Michael Smith msmith at xiph.org
Tue Nov 15 06:36:18 PST 2005


On 11/15/05, John Koleszar <jkoleszar at on2.com> wrote:
> Could you elaborate on this? I'm not familiar enough with the ogg API,
> but as far as I can tell, the way you'd do this would be to get the
> whole interleaved packet out with ogg_stream_packetout and then walk
> through it to de-interleave it into another buffer (or in place, I suppose).

I was mostly talking about the Ogg file format, as I think that's the
right approach to take when discussing format design. Yes, with the
libogg API, that's how it'd work - but that's "merely a matter of
implementation". An implementation could also do the de-interleaving
at the same time as it did the equivalent of ogg_stream_packetout().
libogg2, for instance, does not give packets to applications in a
contiguous buffer.

>
> My feeling is that if you're working with files, the time it takes to
> interleave/deinterleave is probably negligible with respect to the i/o
> time, but if you're working with pipes or some other low latency
> transport, it's more significant. I proposed it because it didn't seem
> like it was a big deal to store it either way and frequently use both in
> the video world, but I defer to others as to whether it makes sense
> here. Out of curiosity, do more people object because there isn't a
> clean way to specify that the data is non-interleaved, or is it just
> that the data's harder to use because you could potentially have to
> interleave it?
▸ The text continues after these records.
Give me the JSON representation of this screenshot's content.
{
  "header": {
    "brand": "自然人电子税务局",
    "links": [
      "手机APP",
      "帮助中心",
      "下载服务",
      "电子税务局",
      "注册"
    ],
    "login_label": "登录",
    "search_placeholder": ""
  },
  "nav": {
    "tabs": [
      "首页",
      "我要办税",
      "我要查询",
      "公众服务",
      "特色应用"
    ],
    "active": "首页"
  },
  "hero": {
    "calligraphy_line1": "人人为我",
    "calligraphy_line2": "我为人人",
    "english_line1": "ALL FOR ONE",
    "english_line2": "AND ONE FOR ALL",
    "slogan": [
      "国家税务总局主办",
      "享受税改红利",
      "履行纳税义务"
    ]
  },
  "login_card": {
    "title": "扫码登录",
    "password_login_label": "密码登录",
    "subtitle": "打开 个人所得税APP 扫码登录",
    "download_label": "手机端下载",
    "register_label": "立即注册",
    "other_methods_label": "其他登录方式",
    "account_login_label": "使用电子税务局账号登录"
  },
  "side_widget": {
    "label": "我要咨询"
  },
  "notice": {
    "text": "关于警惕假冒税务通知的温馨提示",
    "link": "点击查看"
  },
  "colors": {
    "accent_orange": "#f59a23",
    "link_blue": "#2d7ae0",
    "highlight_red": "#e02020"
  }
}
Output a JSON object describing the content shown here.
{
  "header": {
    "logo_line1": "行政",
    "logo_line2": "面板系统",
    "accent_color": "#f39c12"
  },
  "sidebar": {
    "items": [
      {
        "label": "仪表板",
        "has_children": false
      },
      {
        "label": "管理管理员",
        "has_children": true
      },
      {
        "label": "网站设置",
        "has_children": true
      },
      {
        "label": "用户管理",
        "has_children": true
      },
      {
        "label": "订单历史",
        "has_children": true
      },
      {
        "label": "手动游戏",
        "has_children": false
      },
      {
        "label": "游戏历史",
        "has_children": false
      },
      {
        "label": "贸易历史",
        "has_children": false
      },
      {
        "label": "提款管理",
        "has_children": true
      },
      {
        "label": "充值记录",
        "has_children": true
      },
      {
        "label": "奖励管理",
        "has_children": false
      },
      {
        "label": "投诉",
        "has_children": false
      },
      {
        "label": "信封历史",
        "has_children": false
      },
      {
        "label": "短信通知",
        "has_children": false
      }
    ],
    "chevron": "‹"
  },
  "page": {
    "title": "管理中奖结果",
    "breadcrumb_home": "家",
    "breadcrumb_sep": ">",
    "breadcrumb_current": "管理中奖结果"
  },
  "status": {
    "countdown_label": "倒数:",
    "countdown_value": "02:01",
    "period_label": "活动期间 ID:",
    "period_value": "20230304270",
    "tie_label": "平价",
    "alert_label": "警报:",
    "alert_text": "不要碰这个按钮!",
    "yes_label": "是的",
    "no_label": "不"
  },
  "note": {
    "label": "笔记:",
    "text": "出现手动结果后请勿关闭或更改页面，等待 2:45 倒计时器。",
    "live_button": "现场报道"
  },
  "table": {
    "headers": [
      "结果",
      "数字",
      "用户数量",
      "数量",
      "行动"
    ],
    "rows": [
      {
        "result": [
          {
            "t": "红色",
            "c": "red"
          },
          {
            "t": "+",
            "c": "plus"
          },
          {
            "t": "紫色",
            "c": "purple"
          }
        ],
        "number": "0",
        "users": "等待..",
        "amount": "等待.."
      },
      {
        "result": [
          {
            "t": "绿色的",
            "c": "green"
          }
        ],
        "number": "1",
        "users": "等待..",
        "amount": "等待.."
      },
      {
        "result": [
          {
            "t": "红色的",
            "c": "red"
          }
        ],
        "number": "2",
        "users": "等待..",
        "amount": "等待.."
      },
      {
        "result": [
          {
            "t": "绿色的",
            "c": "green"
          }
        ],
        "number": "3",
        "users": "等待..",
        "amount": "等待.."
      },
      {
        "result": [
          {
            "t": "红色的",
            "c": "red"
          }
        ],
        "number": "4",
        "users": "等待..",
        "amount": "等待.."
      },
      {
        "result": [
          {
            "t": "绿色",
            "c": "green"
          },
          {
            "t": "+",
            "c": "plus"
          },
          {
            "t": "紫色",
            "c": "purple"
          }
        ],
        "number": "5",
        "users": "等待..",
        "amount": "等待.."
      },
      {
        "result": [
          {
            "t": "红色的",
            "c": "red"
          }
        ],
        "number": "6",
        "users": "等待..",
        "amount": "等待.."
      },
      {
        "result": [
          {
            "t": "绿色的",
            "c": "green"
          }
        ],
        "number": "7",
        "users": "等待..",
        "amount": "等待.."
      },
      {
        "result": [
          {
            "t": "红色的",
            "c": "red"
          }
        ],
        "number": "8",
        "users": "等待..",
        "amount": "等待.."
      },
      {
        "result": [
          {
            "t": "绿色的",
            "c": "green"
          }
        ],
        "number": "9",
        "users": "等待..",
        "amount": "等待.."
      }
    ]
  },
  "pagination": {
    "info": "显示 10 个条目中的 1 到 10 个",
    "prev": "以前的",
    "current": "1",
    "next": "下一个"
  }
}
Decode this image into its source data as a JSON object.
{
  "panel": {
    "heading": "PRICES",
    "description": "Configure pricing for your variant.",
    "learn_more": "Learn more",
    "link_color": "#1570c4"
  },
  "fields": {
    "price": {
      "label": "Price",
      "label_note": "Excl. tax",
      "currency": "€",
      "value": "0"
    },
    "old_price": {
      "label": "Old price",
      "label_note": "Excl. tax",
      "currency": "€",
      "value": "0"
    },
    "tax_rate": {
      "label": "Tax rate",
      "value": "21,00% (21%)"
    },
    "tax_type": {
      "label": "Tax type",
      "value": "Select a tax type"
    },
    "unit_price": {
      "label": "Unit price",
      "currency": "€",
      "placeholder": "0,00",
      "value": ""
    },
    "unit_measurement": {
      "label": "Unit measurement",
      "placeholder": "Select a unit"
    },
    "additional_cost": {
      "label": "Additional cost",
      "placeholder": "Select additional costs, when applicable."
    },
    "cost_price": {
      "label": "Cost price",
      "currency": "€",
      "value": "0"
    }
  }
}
The latter issue seems to me like it should be taken care
> of by a good library API to me and that it shouldn't matter to most
> applications.

I would certainly agree that if you're working with anything where
you're interested in low-latency, this could potentially be
significant. However, I'd argue that in such a case, you're probably
not interested in using Ogg to begin with (apart from anything else,
the requirement to checksum the pages - with the checksum existing in
page headers, but covering the entire page body) already sets a limit
to what you can manage latency-wise.